(CSE 599W)Reverse Mode Autodiff
背景
怎么算微分。。通常有三种方法。
- Symbolic Differentiation
- Numerical Differentiation
- Automatic Differentiation (auto diff)
auto diff中两种主流的方式分别是forward-mode和reverse-mode 由于forward-mode的方法中,计算的时间复杂度是O(n),n是输入的参数个数。而reverse-mode中,计算的时间复杂度是O(m),m是输出节点的个数。在dnn中,n往往很大,远大于m,因此这里主要介绍reverse-mode auto diff方法。
backprop和reverse mode auto diff的区别
看了reverse mode auto diff的过程,感觉和backprop是一回事呀。。。 实际上,backprop指的是训练神经网络根据loss的gradient来更新weight的过程,而auto diff是backprop使用的一个用来计算gradient的 technique.
Bakpropagation refers to the whole process of training an artificial neural network using multiple backpropagation steps, each of which computes gradients and uses them to perform a Gradient Descent step. In contrast, reverse-mode auto diff is simply a technique used to compute gradients efficiently and it happens to be used by backpropagation.
chain rule
chain rule..也就是微积分里的链式法则 更准确的说,是多变量的chain rule 简单来说,就是同一条路径相乘,不同路径相加 MULTI-VARIABLE CHAIN RULE
可以参考 MULTI-VARIABLE CHAIN RULE
实现
放一个CSE 599W Systems for ML 课程的assigment 1,比较简单,只有add,mul,matmul这几个算子。(因为重点并不在于支持算子的种类) 需要实现几个算子的forward和梯度的计算。。这部分比较好写。。 然后需要实现executor的run函数。。做个拓扑排序然后计算即可。。
1 def run(self, feed_dict):
2 """Computes values of nodes in eval_node_list given computation graph.
3 Parameters
4 ----------
5 feed_dict: list of variable nodes whose values are supplied by user.
6
7 Returns
8 -------
9 A list of values for nodes in eval_node_list.
10 """
11 node_to_val_map = dict(feed_dict)
12 print("self.eval_node_list={}".format(self.eval_node_list))

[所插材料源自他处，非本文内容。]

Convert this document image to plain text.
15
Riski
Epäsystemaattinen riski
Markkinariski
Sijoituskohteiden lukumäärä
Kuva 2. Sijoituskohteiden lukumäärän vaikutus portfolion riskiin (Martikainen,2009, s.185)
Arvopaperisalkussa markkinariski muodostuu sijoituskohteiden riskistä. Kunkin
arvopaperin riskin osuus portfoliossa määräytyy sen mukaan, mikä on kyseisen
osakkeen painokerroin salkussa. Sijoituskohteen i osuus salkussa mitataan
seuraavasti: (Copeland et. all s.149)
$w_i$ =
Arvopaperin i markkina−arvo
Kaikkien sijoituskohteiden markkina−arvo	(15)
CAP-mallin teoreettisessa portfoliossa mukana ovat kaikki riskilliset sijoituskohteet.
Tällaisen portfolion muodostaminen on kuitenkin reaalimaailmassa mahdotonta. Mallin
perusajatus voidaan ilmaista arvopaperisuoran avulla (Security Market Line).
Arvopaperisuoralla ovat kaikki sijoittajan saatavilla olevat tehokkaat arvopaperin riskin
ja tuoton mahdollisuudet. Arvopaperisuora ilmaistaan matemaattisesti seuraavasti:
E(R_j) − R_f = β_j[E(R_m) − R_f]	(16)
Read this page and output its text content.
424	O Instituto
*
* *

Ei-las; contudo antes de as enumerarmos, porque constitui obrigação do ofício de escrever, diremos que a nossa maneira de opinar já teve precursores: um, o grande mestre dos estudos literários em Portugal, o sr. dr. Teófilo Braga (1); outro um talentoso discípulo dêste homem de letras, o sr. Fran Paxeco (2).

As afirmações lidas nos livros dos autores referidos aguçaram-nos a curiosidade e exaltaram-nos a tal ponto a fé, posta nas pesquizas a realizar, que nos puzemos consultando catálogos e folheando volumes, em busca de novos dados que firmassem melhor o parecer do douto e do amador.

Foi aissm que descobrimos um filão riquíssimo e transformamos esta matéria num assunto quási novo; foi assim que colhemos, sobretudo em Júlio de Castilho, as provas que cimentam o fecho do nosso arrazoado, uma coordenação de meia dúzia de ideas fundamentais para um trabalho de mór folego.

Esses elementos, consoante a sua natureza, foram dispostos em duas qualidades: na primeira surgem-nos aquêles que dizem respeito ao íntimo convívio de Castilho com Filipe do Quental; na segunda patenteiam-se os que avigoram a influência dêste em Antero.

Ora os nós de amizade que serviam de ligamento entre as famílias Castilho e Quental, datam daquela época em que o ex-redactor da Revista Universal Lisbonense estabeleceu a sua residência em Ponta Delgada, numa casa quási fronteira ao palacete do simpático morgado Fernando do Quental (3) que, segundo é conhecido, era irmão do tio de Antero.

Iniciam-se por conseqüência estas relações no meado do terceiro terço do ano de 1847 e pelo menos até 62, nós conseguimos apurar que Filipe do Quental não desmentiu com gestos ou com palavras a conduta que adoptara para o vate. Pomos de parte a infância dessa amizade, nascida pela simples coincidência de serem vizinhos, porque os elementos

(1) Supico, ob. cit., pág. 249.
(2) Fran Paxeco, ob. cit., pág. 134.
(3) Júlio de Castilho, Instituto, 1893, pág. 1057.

13 # Traverse graph in topological sort order and compute values for all nodes.
14 topo_order = find_topo_sort(self.eval_node_list)
15 # 按照拓扑排序的顺序来计算,保证计算当前节点的值时,其依赖的值都计算出来了。
16 """TODO: Your code here"""
17 for node in topo_order:
18 if isinstance(node.op, PlaceholderOp):
19 continue
20 # 在实际计算的时候,要用具体的值来替代node
21 input_vals = [node_to_val_map[x] for x in node.inputs]
22 res = node.op.compute(node,input_vals)
23 node_to_val_map[node] = res
24
25 # Collect node values.
26 # 因为是按照topo order计算的,最后再变为和输入相同的顺序去输出
27 node_val_results = [node_to_val_map[node] for node in self.eval_node_list]
28 return node_val_results
29
然后是计算梯度这部分 需要注意 node_to_output_grads_list,是一个dict, key是node,val其实是一个list,表示node对哪些后续节点的gradient有作用.
然后input_grads,表示的是node的input节点相对node的gradient
听起来有些让人费解。。看个具体的例子
对于下面这个计算图,相关变量的值如下
1def test_multi_var_chain_rule():
2 x1 = ad.Variable(name="x1")
3 x2 = x1+3
4 x3 = x1+5
5 y = x2*x3
6
7 grad_x1, grad_x2, grad_x3 = ad.gradients(y, [x1, x2, x3])
8
9 executor = ad.Executor([y, grad_x1, grad_x2, grad_x3])
10 x1_val = 1 * np.ones(3)
11 y_val, grad_x1_val, grad_x2_val, grad_x3_val = executor.run(feed_dict = {x1 : x1_val})
12
1
2nosetests -s -v autodiff_test.py 130 ↵
3autodiff_test.custom_test ... output_node=(x1+((x2*x3)*x1))
4node.name=(x1+((x2*x3)*x1))
5node_to_output_grads_list[node]=[Oneslike((x1+((x2*x3)*x1)))]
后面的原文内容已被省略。